Abstract
The National Electrical Manufacturers Association (NEMA) standard NU 4-2008 for performance measurements of small-animal tomographs was recently published. Before this standard, there were no standard testing procedures for preclinical PET systems, and manufacturers could not provide clear specifications similar to those available for clinical systems under NEMA NU 2-1994 and 2-2001. Consequently, performance evaluation papers used methods that were modified ad hoc from the clinical PET NEMA standard, thus making comparisons between systems difficult. Methods: We acquired NEMA NU 4-2008 performance data for a collection of commercial animal PET systems manufactured since 2000: microPET P4, microPET R4, microPET Focus 120, microPET Focus 220, Inveon, ClearPET, Mosaic HP, Argus (formerly eXplore Vista), VrPET, LabPET 8, and LabPET 12. The data included spatial resolution, counting-rate performance, scatter fraction, sensitivity, and image quality and were acquired using settings for routine PET. Results: The data showed a steady improvement in system performance for newer systems as compared with first-generation systems, with notable improvements in spatial resolution and sensitivity. Conclusion: Variation in system design makes direct comparisons between systems from different vendors difficult. When considering the results from NEMA testing, one must also consider the suitability of the PET system for the specific imaging task at hand.

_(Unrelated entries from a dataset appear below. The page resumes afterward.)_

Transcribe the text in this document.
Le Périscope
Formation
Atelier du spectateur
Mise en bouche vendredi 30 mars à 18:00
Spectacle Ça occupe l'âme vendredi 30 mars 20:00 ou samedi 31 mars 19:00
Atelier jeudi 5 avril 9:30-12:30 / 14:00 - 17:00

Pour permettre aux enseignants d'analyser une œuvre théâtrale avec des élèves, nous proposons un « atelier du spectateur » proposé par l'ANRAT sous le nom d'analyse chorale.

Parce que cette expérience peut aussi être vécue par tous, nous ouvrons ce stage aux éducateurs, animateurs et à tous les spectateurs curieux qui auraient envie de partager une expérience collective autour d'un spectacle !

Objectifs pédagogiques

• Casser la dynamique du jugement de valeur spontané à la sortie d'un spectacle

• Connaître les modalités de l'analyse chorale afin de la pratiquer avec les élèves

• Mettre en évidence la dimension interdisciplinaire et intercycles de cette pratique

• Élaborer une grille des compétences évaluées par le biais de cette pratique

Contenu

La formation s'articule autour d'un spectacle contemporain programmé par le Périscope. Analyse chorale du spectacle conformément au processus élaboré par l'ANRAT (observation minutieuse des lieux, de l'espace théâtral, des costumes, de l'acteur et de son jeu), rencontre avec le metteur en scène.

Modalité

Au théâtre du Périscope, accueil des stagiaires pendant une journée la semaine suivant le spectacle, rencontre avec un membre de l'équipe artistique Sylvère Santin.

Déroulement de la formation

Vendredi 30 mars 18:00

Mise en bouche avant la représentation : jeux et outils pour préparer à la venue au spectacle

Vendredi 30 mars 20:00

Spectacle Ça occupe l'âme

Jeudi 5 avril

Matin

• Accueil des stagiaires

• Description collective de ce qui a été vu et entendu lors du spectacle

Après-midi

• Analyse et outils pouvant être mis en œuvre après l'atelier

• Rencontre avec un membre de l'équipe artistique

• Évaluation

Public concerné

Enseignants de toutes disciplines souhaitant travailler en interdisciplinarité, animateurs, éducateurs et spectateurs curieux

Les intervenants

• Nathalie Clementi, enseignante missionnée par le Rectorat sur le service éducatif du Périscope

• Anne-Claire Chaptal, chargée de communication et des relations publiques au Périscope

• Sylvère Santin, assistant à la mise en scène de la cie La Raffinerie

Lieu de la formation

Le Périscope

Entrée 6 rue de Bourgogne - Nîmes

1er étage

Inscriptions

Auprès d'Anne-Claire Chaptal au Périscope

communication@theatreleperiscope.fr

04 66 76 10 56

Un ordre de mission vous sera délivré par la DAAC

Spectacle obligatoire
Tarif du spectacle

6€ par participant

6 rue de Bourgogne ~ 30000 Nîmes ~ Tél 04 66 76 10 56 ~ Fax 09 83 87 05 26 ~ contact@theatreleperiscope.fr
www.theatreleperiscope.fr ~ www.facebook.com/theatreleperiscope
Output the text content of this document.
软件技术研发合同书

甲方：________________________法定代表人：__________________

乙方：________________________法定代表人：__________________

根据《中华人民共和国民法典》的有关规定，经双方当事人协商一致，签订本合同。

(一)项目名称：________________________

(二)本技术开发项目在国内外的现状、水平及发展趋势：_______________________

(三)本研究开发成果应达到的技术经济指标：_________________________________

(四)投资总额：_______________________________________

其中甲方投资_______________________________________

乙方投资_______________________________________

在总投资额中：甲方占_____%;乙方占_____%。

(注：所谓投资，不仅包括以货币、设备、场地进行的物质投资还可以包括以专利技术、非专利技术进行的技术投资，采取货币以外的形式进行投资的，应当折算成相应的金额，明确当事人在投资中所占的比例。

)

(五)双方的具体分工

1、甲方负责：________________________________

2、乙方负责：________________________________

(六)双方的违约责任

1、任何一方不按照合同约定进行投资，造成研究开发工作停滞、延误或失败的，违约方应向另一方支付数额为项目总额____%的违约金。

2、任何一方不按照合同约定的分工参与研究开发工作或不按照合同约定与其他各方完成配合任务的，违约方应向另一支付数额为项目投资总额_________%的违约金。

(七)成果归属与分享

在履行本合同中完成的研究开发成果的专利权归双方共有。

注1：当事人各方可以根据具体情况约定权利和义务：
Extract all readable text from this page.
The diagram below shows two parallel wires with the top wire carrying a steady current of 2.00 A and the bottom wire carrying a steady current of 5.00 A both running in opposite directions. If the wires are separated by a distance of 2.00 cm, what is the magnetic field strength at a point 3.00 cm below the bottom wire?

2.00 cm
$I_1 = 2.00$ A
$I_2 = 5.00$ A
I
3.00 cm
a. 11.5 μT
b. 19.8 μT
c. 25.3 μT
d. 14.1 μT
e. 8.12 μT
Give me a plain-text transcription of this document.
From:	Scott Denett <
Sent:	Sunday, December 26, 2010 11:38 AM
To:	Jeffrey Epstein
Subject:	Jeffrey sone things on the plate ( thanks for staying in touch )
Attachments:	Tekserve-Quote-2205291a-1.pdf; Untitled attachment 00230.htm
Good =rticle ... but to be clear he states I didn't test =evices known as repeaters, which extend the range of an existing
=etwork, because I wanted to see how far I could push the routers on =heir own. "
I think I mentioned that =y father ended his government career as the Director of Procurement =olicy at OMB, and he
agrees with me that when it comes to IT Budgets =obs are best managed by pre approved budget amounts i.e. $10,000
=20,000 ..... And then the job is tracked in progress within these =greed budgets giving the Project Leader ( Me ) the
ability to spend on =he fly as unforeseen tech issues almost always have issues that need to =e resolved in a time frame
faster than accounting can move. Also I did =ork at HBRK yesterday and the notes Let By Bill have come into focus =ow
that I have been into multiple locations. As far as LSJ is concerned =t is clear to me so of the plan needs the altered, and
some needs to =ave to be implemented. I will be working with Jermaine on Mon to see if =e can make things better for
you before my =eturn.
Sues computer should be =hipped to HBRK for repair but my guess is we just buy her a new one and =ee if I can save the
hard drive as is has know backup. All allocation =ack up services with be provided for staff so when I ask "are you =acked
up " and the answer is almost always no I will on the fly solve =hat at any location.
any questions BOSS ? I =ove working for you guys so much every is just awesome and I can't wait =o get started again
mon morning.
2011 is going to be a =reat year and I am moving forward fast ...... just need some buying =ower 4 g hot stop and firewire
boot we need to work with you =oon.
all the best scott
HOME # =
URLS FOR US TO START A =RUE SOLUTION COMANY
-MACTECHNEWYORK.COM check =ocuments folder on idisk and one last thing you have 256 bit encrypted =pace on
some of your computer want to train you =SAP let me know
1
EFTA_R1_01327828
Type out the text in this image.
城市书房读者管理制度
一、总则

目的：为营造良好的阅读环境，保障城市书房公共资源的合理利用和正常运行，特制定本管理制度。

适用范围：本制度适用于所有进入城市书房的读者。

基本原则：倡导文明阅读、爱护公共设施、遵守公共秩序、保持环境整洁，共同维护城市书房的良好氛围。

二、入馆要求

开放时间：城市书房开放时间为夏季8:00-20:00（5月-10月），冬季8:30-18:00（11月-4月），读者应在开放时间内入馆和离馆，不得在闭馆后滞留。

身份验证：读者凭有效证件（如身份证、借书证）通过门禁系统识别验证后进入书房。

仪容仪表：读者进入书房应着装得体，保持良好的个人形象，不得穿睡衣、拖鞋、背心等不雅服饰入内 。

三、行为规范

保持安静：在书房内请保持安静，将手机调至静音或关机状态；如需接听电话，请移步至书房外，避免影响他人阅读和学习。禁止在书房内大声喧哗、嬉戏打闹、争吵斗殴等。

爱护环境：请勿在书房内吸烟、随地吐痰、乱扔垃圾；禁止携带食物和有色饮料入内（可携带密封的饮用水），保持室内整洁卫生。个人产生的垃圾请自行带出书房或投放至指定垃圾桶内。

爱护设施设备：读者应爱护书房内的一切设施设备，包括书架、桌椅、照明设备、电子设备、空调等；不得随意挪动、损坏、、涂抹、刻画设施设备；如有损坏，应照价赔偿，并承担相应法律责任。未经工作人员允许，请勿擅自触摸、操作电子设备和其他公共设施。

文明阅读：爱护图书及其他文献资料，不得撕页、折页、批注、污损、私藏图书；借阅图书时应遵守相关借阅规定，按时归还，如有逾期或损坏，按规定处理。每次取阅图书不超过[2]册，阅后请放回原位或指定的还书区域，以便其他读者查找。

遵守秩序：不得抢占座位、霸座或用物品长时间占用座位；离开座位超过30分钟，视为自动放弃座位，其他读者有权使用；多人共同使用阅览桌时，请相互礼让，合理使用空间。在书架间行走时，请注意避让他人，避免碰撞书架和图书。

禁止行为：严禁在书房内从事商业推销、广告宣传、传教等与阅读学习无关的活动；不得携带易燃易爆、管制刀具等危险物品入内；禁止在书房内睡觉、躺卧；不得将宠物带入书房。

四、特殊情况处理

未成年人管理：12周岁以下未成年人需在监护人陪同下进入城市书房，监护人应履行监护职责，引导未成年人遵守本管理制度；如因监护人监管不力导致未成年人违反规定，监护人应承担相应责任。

The use of PET to study animal models of human disease has been expanding. By the late 1990s, several groups had constructed prototype PET systems (1–9) because it had been found that significant benefits in spatial resolution, sensitivity, image quality, and quantification were achievable using systems designed specifically for small laboratory animals. In 2000, commercial preclinical PET systems became available, and over the next 10 y the performance and capabilities of these systems evolved rapidly.
The maturing market for preclinical PET systems led to the need for standardized methods of performance evaluation. Such standardization facilitates acceptance testing and routine monitoring and allows comparison between systems from different vendors and of different designs. To address this need, the National Electrical Manufacturers Association (NEMA) NU 4 standard was published in 2008 (10). Before then, there was no agreed-upon method to evaluate the performance of preclinical PET systems, and manufacturers could not provide specifications as is done for clinical systems under the NEMA NU 2-1994 (11) and NU 2-2001 (12) standards. In addition, performance evaluation articles on many early-generation preclinical PET systems used methods that were modified ad hoc from the clinical NEMA standard. As no two early systems were evaluated in a consistent manner, it was difficult to compare performance between early and newer camera designs.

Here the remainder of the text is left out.